Es werden fleißig Päckchen gepackt.

Sie packen Geschenke ein.


3 Answers 3

  1. Es werden fleißig Päckchen gepackt.
  2. Es werden fleißig Päckchen eingepackt.

1 means: You are wrapping something (let's say books) into paper, and the result of that process are packages.
Before: Books plus packing paper; the books are not inside the paper. There are no packages visible.
After: All books are wrapped in packing paper. You'll see no books, just packages.

2 means: You already start with packages and wrap them into another layer of packing paper.
Before: Packages (let's say that are all red) plus packing paper (which we believe here to be green); the red packages are not wrapped into the green paper.
After: Green packages. (If you remove the green paper you find red packages; if you remove the red paper, you'll find the content)

  1. Sie packen Geschenke.
  2. Sie packen Geschenke ein.

Sentence 3 has no clear meaning. It says, that they are packing something, and the result of that packing are gifts. Most people will understand, that the results are packages that are meant to be gifted to other people. But this is not exactly what this sentence says. You better should not build such sentences.
Sentence 3 could also mean: You try to arrange gifts to fit together into a container. But in this case you'd better add an information about that container to the sentence, like:

Sie packen Geschenke in den Kofferraum des Autos.
They pack gifts into the cars luggage space.

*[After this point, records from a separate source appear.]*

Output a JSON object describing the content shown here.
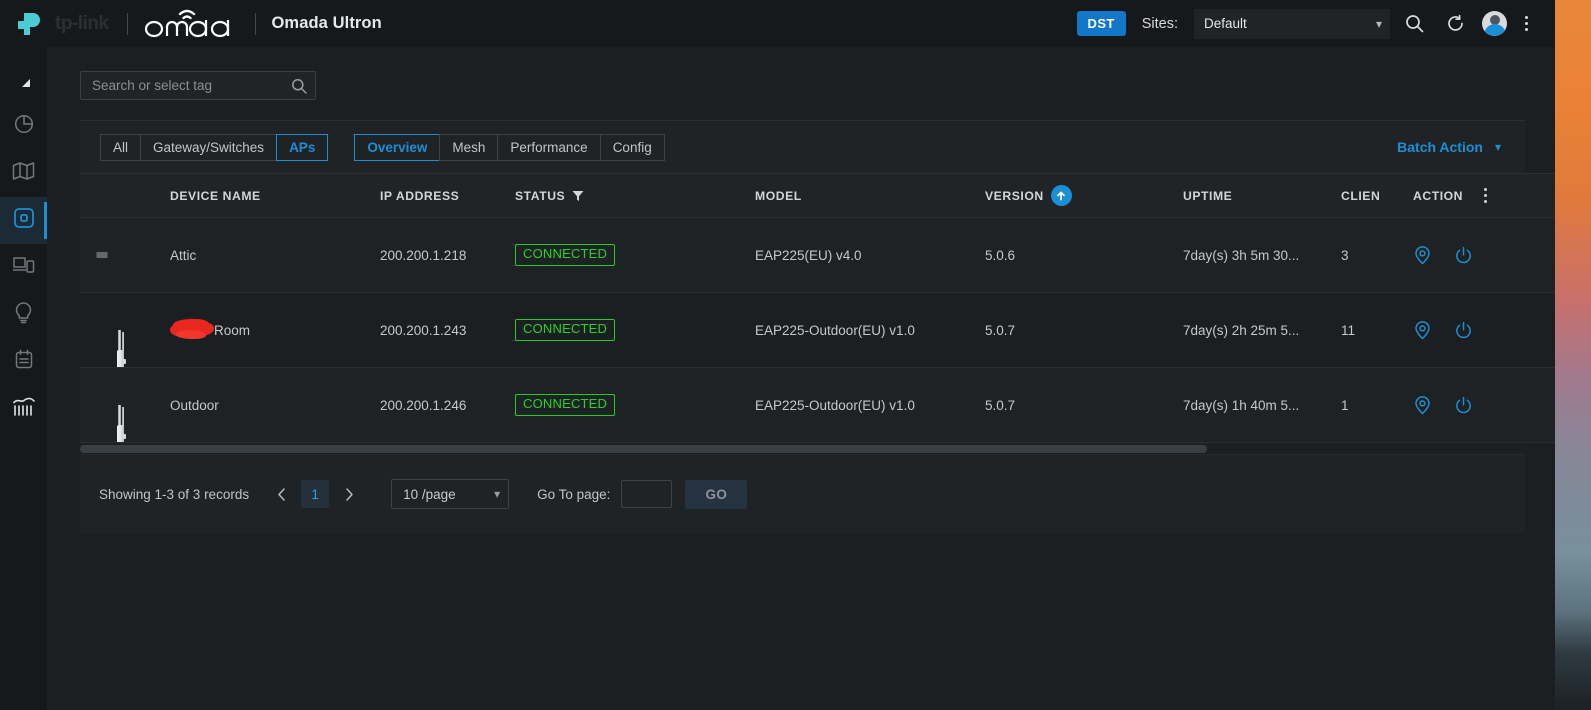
{
  "header": {
    "brand_tp": "tp-link",
    "brand_omada": "omada",
    "app_title": "Omada Ultron",
    "dst_badge": "DST",
    "sites_label": "Sites:",
    "site_selected": "Default",
    "icons": {
      "search": "search-icon",
      "refresh": "refresh-icon",
      "avatar": "user-avatar",
      "more": "more-menu-icon"
    }
  },
  "sidebar": {
    "items": [
      {
        "name": "collapse-toggle",
        "icon": "collapse-arrow-icon"
      },
      {
        "name": "dashboard",
        "icon": "pie-chart-icon"
      },
      {
        "name": "map",
        "icon": "map-icon"
      },
      {
        "name": "devices",
        "icon": "device-square-icon",
        "active": true
      },
      {
        "name": "clients",
        "icon": "clients-icon"
      },
      {
        "name": "insight",
        "icon": "lightbulb-icon"
      },
      {
        "name": "log",
        "icon": "log-list-icon"
      },
      {
        "name": "statistics",
        "icon": "statistics-chart-icon"
      }
    ]
  },
  "search": {
    "placeholder": "Search or select tag",
    "value": "",
    "icon": "search-icon"
  },
  "filters": {
    "device_tabs": [
      {
        "label": "All",
        "selected": false
      },
      {
        "label": "Gateway/Switches",
        "selected": false
      },
      {
        "label": "APs",
        "selected": true
      }
    ],
    "view_tabs": [
      {
        "label": "Overview",
        "selected": true
      },
      {
        "label": "Mesh",
        "selected": false
      },
      {
        "label": "Performance",
        "selected": false
      },
      {
        "label": "Config",
        "selected": false
      }
    ],
    "batch_action": "Batch Action",
    "batch_action_icon": "chevron-down-icon"
  },
  "table": {
    "columns": [
      {
        "key": "icon",
        "label": ""
      },
      {
        "key": "name",
        "label": "DEVICE NAME"
      },
      {
        "key": "ip",
        "label": "IP ADDRESS"
      },
      {
        "key": "status",
        "label": "STATUS",
        "icon": "filter-icon"
      },
      {
        "key": "model",
        "label": "MODEL"
      },
      {
        "key": "version",
        "label": "VERSION",
        "icon": "upgrade-arrow-icon"
      },
      {
        "key": "uptime",
        "label": "UPTIME"
      },
      {
        "key": "clients",
        "label": "CLIEN"
      },
      {
        "key": "action",
        "label": "ACTION",
        "icon": "column-settings-icon"
      }
    ],
    "rows": [
      {
        "device_icon": "ceiling-ap-thumbnail",
        "name": "Attic",
        "name_redacted": false,
        "ip": "200.200.1.218",
        "status": "CONNECTED",
        "model": "EAP225(EU) v4.0",
        "version": "5.0.6",
        "uptime": "7day(s) 3h 5m 30...",
        "clients": "3",
        "actions": [
          "locate-icon",
          "reboot-icon"
        ]
      },
      {
        "device_icon": "outdoor-ap-thumbnail",
        "name": "Room",
        "name_redacted": true,
        "ip": "200.200.1.243",
        "status": "CONNECTED",
        "model": "EAP225-Outdoor(EU) v1.0",
        "version": "5.0.7",
        "uptime": "7day(s) 2h 25m 5...",
        "clients": "11",
        "actions": [
          "locate-icon",
          "reboot-icon"
        ]
      },
      {
        "device_icon": "outdoor-ap-thumbnail",
        "name": "Outdoor",
        "name_redacted": false,
        "ip": "200.200.1.246",
        "status": "CONNECTED",
        "model": "EAP225-Outdoor(EU) v1.0",
        "version": "5.0.7",
        "uptime": "7day(s) 1h 40m 5...",
        "clients": "1",
        "actions": [
          "locate-icon",
          "reboot-icon"
        ]
      }
    ]
  },
  "pagination": {
    "records_text": "Showing 1-3 of 3 records",
    "prev_icon": "chevron-left-icon",
    "next_icon": "chevron-right-icon",
    "current_page": "1",
    "per_page": "10 /page",
    "goto_label": "Go To page:",
    "goto_value": "",
    "go_button": "GO"
  },
  "colors": {
    "accent_blue": "#1b8fd6",
    "status_green": "#25d425",
    "redaction_red": "#e8281e",
    "header_bg": "#16191b",
    "panel_bg": "#1c1f21"
  }
}
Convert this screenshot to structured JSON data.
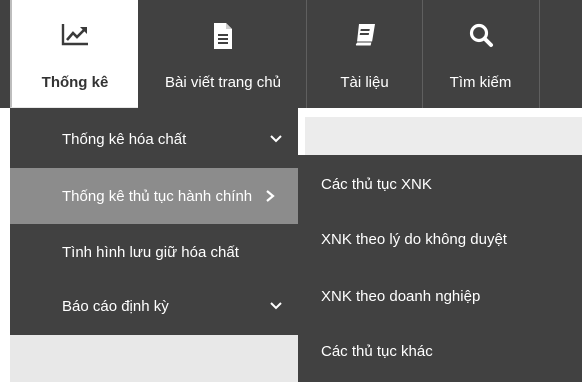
{
  "nav": {
    "items": [
      {
        "label": "Thống kê",
        "icon": "trend-chart-icon",
        "active": true
      },
      {
        "label": "Bài viết trang chủ",
        "icon": "document-icon",
        "active": false
      },
      {
        "label": "Tài liệu",
        "icon": "book-icon",
        "active": false
      },
      {
        "label": "Tìm kiếm",
        "icon": "search-icon",
        "active": false
      }
    ]
  },
  "submenu": {
    "items": [
      {
        "label": "Thống kê hóa chất",
        "chevron": "chevron-down-icon"
      },
      {
        "label": "Thống kê thủ tục hành chính",
        "chevron": "chevron-right-icon"
      },
      {
        "label": "Tình hình lưu giữ hóa chất"
      },
      {
        "label": "Báo cáo định kỳ",
        "chevron": "chevron-down-icon"
      }
    ]
  },
  "flyout": {
    "items": [
      {
        "label": "Các thủ tục XNK"
      },
      {
        "label": "XNK theo lý do không duyệt"
      },
      {
        "label": "XNK theo doanh nghiệp"
      },
      {
        "label": "Các thủ tục khác"
      }
    ]
  },
  "colors": {
    "bar": "#414141",
    "highlight": "#8c8c8c",
    "text": "#ffffff"
  }
}
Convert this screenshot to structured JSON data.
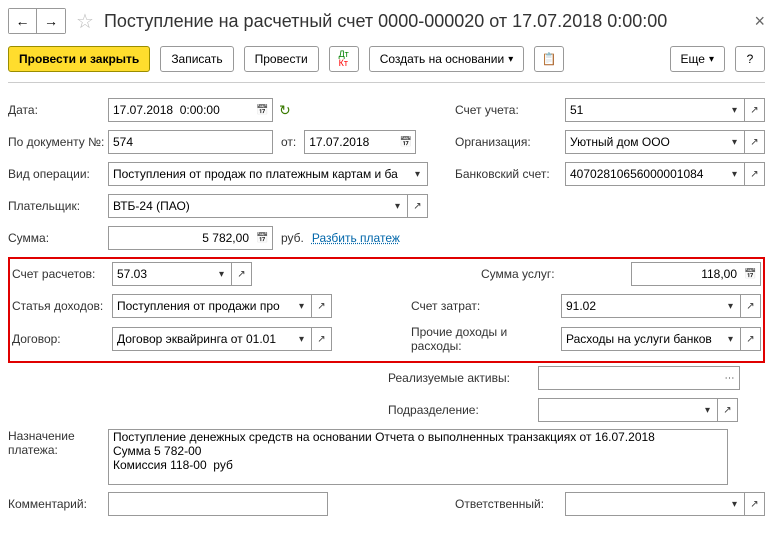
{
  "window": {
    "title": "Поступление на расчетный счет 0000-000020 от 17.07.2018 0:00:00",
    "alert_icon": "↻"
  },
  "toolbar": {
    "post_close": "Провести и закрыть",
    "write": "Записать",
    "post": "Провести",
    "create_based": "Создать на основании",
    "more": "Еще",
    "help": "?"
  },
  "labels": {
    "date": "Дата:",
    "account": "Счет учета:",
    "doc_num": "По документу №:",
    "from": "от:",
    "org": "Организация:",
    "op_type": "Вид операции:",
    "bank_acc": "Банковский счет:",
    "payer": "Плательщик:",
    "amount": "Сумма:",
    "rub": "руб.",
    "split": "Разбить платеж",
    "calc_acct": "Счет расчетов:",
    "serv_amount": "Сумма услуг:",
    "income_art": "Статья доходов:",
    "cost_acct": "Счет затрат:",
    "contract": "Договор:",
    "other": "Прочие доходы и расходы:",
    "assets": "Реализуемые активы:",
    "dept": "Подразделение:",
    "purpose": "Назначение платежа:",
    "comment": "Комментарий:",
    "responsible": "Ответственный:"
  },
  "values": {
    "date": "17.07.2018  0:00:00",
    "account": "51",
    "doc_num": "574",
    "doc_date": "17.07.2018",
    "org": "Уютный дом ООО",
    "op_type": "Поступления от продаж по платежным картам и ба",
    "bank_acc": "40702810656000001084",
    "payer": "ВТБ-24 (ПАО)",
    "amount": "5 782,00",
    "calc_acct": "57.03",
    "serv_amount": "118,00",
    "income_art": "Поступления от продажи про",
    "cost_acct": "91.02",
    "contract": "Договор эквайринга от 01.01",
    "other": "Расходы на услуги банков",
    "assets": "",
    "dept": "",
    "purpose": "Поступление денежных средств на основании Отчета о выполненных транзакциях от 16.07.2018\nСумма 5 782-00\nКомиссия 118-00  руб",
    "comment": "",
    "responsible": ""
  }
}
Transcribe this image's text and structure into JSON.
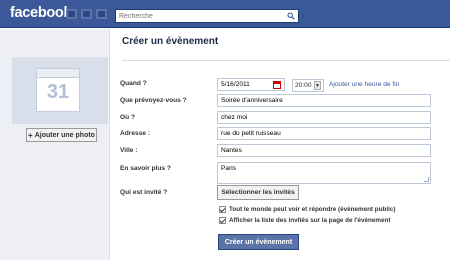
{
  "topbar": {
    "logo": "facebook",
    "search_placeholder": "Recherche"
  },
  "sidebar": {
    "calendar_day": "31",
    "add_photo_label": "Ajouter une photo"
  },
  "page": {
    "title": "Créer un évènement"
  },
  "form": {
    "when_label": "Quand ?",
    "date_value": "5/16/2011",
    "time_value": "20:00",
    "add_end_time_link": "Ajouter une heure de fin",
    "what_label": "Que prévoyez-vous ?",
    "what_value": "Soirée d'anniversaire",
    "where_label": "Où ?",
    "where_value": "chez moi",
    "address_label": "Adresse :",
    "address_value": "rue du petit ruisseau",
    "city_label": "Ville :",
    "city_value": "Nantes",
    "more_info_label": "En savoir plus ?",
    "more_info_value": "Paris",
    "invited_label": "Qui est invité ?",
    "select_guests_button": "Sélectionner les invités",
    "public_checkbox_label": "Tout le monde peut voir et répondre (évènement public)",
    "show_guest_list_label": "Afficher la liste des invités sur la page de l'évènement",
    "create_button": "Créer un évènement"
  },
  "colors": {
    "topbar": "#3b5998",
    "link": "#3b5998",
    "primary_button": "#5b74a8"
  }
}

Sentence 4 says: They have gifts, and they have packing paper, and they wrap the paper around the gifts to turn them into packages.


Both are correct, but "packen" can generally also mean to grab, fall down (coll.) or understand (coll.), whereas "einpacken" only has one meaning.

  • 2
    But you can use einpacken in a different context, too. Eg.: "Du hast keine Chance gegen mich, du kannst einpacken!" which means "You have no chance against me, go home/away / just leave (/ just give up)!" (coll.). Without really meaning that someone should take his stuff and then leave, it's more a metaphore.
    – Artery
    Dec 13, 2016 at 12:02
  • 1
    And "Wir packen das!" = "We will make this!"
    – Titus
    Dec 14, 2016 at 11:06

In this context, ein emphasises that something is inside, here the present inside the wrapping paper.